To get unique values in a column of a PySpark DataFrame, we can use the `distinct()` method. There are different ways to use `distinct()` depending on whether we want to get unique values from a single column or multiple columns [1][2][4][5][6].
Here is an example of how to get unique values from a single column:
```python
from pyspark.sql.functions import col
# create a sample DataFrame
data = [("Alice", 25), ("Bob", 30), ("Alice", 35), ("Charlie", 40)]
df = spark.createDataFrame(data, ["Name", "Age"])
# get unique values from the "Name" column
unique_names = df.select(col("Name")).distinct().rdd.flatMap(lambda x: x).collect()
print(unique_names)
```
In this example, we first create a sample DataFrame with two columns "Name" and "Age". We then use `select()` to select only the "Name" column, followed by `distinct()` to get the unique values in that column.
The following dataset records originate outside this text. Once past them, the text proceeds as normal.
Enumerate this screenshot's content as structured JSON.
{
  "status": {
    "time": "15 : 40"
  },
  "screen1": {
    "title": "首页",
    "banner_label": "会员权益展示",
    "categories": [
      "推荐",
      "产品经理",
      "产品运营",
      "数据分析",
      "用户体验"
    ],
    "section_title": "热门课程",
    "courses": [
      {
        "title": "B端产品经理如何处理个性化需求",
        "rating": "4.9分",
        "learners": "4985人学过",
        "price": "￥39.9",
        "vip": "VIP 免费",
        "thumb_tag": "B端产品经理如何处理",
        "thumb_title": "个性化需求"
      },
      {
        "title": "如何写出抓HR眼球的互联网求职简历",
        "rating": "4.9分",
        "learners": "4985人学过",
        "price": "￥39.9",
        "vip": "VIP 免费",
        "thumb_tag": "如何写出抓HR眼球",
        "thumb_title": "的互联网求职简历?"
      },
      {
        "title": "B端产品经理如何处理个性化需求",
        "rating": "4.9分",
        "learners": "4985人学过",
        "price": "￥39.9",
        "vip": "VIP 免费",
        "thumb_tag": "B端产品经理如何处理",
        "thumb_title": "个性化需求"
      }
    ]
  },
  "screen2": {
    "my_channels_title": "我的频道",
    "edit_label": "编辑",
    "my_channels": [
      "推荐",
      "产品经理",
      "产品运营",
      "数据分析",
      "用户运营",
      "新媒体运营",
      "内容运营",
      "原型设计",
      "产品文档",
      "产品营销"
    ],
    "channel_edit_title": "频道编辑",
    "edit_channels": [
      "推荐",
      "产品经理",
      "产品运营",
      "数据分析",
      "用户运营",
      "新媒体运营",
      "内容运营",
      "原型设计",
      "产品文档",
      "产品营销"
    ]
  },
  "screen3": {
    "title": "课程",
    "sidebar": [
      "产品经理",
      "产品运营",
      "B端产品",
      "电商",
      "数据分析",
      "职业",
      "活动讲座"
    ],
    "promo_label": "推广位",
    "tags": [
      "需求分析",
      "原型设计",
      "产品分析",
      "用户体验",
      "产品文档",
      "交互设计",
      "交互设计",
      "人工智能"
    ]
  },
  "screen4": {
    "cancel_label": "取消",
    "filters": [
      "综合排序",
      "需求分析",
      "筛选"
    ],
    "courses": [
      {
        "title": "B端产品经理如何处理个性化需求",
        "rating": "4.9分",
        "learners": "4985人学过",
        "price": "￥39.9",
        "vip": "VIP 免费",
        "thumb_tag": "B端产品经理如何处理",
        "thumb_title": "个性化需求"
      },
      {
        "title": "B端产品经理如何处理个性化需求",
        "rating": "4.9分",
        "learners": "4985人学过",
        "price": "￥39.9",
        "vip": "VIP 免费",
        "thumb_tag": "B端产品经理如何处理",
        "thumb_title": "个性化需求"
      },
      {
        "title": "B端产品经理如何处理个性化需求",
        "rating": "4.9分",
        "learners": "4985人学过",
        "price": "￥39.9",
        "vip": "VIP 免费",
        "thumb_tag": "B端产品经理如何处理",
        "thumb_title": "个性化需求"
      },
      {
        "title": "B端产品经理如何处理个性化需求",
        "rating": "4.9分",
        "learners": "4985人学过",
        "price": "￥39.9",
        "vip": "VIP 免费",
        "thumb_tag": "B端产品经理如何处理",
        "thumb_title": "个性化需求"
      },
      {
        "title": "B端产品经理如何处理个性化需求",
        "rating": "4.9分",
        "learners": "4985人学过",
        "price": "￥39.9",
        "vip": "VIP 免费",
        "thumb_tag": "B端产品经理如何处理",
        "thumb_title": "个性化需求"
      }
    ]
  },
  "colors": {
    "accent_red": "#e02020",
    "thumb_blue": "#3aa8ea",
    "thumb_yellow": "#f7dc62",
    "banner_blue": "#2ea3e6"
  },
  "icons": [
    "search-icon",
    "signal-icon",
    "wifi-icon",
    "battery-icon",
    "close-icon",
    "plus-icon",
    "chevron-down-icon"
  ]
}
Finally, we use `rdd.flatMap(lambda x: x).collect()` to convert the result to a list of strings.
Here is an example of how to get unique values from multiple columns:
```python
# create a sample DataFrame
data = [("Alice", 25), ("Bob", 30), ("Alice", 35), ("Charlie", 40)]
df = spark.createDataFrame(data, ["Name", "Age"])
# get unique values from the "Name" and "Age" columns
unique_values = df.select([col(c) for c in df.columns]).distinct().rdd.flatMap(lambda x: x).collect()
print(unique_values)
```
In this example, we use a list comprehension to select all columns in the DataFrame, followed by `distinct()` to get the unique values in all columns. Finally, we use `rdd.flatMap(lambda x: x).collect()` to convert the result to a list of tuples.
Note that `distinct()` returns a new DataFrame with only the distinct rows. If we want to get the unique values as a list, we need to use `rdd.flatMap(lambda x: x).collect()` as shown in the examples above.